Ksiądz Proboszcz zechciał mi zaprezentować cztery swoje kościoły filialne. W letniej porze dojazd do nich możliwy był „na skróty”, korzystając częściowo z dróg leśnych
i polnych. Kiedy jednak niepogoda czyni drogi te nieprzejezdnymi, by do nich wszystkich dotrzeć i odprawić niedzielne Msze św., ks. Zdzisław musi przejechać samochodem wiele kilometrów
(116!). Zdarza się, że na swej drodze przez lasy mija stada dzików i jeleni. W Starym Osiecznie odprawia Mszę św. w sobotę o godz. 18.00. W niedzielę
w Wołogoszczy jest Msza św. o godz. 8.30, w Słowinie o 9.15, w Radęcinie o 11.00 i w Głusku o 12.30.

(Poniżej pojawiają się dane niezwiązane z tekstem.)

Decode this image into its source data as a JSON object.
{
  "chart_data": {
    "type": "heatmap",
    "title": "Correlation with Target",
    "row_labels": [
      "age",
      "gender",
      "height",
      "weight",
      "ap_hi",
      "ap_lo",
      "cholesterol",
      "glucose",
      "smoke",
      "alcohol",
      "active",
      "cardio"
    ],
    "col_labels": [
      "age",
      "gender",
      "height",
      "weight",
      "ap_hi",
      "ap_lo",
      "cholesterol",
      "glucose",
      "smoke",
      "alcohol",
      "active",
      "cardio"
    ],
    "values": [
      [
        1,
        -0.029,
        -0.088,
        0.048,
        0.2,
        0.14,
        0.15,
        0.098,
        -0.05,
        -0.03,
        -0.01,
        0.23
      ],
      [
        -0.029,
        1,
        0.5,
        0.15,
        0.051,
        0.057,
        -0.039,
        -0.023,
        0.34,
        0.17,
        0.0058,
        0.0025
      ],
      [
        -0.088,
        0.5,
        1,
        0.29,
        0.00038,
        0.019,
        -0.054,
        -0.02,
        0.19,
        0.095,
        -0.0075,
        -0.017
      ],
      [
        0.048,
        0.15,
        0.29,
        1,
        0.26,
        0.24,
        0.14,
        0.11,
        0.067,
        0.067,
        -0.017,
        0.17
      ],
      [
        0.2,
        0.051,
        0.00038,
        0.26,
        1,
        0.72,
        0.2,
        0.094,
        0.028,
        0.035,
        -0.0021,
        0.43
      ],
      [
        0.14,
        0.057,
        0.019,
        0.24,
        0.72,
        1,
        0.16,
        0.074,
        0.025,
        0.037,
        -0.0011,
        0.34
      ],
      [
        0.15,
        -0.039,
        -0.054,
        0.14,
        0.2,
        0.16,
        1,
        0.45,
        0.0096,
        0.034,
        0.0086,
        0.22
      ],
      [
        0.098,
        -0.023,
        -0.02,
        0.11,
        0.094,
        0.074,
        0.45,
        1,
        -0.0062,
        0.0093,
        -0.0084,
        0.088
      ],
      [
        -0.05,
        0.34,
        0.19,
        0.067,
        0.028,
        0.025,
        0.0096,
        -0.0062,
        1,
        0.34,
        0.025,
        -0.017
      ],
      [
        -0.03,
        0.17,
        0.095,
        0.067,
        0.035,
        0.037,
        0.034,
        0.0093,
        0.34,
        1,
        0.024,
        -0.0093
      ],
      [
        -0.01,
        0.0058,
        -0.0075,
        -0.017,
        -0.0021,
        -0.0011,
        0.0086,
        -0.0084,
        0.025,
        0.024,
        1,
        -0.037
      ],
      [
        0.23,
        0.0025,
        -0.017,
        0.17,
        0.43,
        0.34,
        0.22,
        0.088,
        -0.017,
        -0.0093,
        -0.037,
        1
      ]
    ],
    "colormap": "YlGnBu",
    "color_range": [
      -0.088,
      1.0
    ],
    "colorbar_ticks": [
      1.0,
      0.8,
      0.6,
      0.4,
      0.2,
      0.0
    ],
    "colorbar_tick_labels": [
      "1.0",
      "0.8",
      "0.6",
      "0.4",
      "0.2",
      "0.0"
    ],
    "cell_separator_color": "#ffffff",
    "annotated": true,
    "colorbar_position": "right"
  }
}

W dni powszednie w Słowinie Liturgię odprawia o godz. 17.00 w środę i w Głusku o tej samej godzinie w czwartek,
w pozostałe dni tygodnia w Radęcinie o 18.00. Frekwencję ocenia Ksiądz Proboszcz na 35-40% parafian. Rocznie udziela 22 tys. Komunii św. Parafianie sami dbają o porządek
w kościołach.
Najpierw dotarliśmy do Głuska. Przy dworze z początku XX w. (dziś siedziba nadleśnictwa) stoi przerobiony w 2 poł. XIX w. z browaru neogotycki kościół. Ostatnie prace
tu wykonane to zagospodarowanie pomieszczenia przy prezbiterium na zakrystię, wykonanie dojścia i ogrodzenia, radiofonizacji i instalacji elektrycznej. Kolejna świątynia w Starym
Osiecznie, neogotycka z II poł. XIX w., ma plan regularnego ośmioboku, nakryta jest wysokim dachem namiotowym, zwieńczona jest smukłą latarnią. Stoi na wyniosłym zniesieniu, na miejscu nieistniejącego
zamku. Ostatnio kościół wymalowano i dokonano częściowej renowacji dachów. Miejscowość kiedyś licząca 141 gospodarstw ma ich dzisiaj tylko 23. Mieszkało tu w 1939 r. 445 osób,
dzisiaj tylko 70. Brak chłopców powoduje, że ministrantką jest tu dziewczynka Daria. Kościół w Wołogoszczy po II wojnie światowej popadł w ruinę i był przez wiele lat
nieużytkowany. Obiekt został odbudowany (w dużej części zrekonstruowany) w 1985 r. Ten kościół konstrukcji ryglowej ostatnio został pobielony. Rodzina von Valdow, będąca przed wojną właścicielem
Wołogoszczy podarowała dzwon dla tutejszego kościoła. Dzwon ten pochodzący z jednego z ich majątków został wywieziony do Niemiec. Na końcu oglądam najstarszy kościół parafii w Słowinie,
pochodzący z XVI w.
Jadąc, dostrzegam krzyże przydrożne udekorowane kolorowymi wstążkami po niedawnej wizytacji abp. Zygmunta Kamińskiego. Witając Pasterza archidiecezji, Ksiądz Proboszcz wypowiedział słowa, które tu
przytoczę: „Przybywa Ksiądz Arcybiskup do niezwykłej parafii, pięknej ze względu na położenie i przyrodę, w sercu Drawieńskiego Parku Narodowego, ale nie tylko piękną
ze względu na przyrodę, ale piękną ze względu na ludzi, ich wiarę i dobroć. Cieszę się, że mogę wśród takich ludzi pracować...”.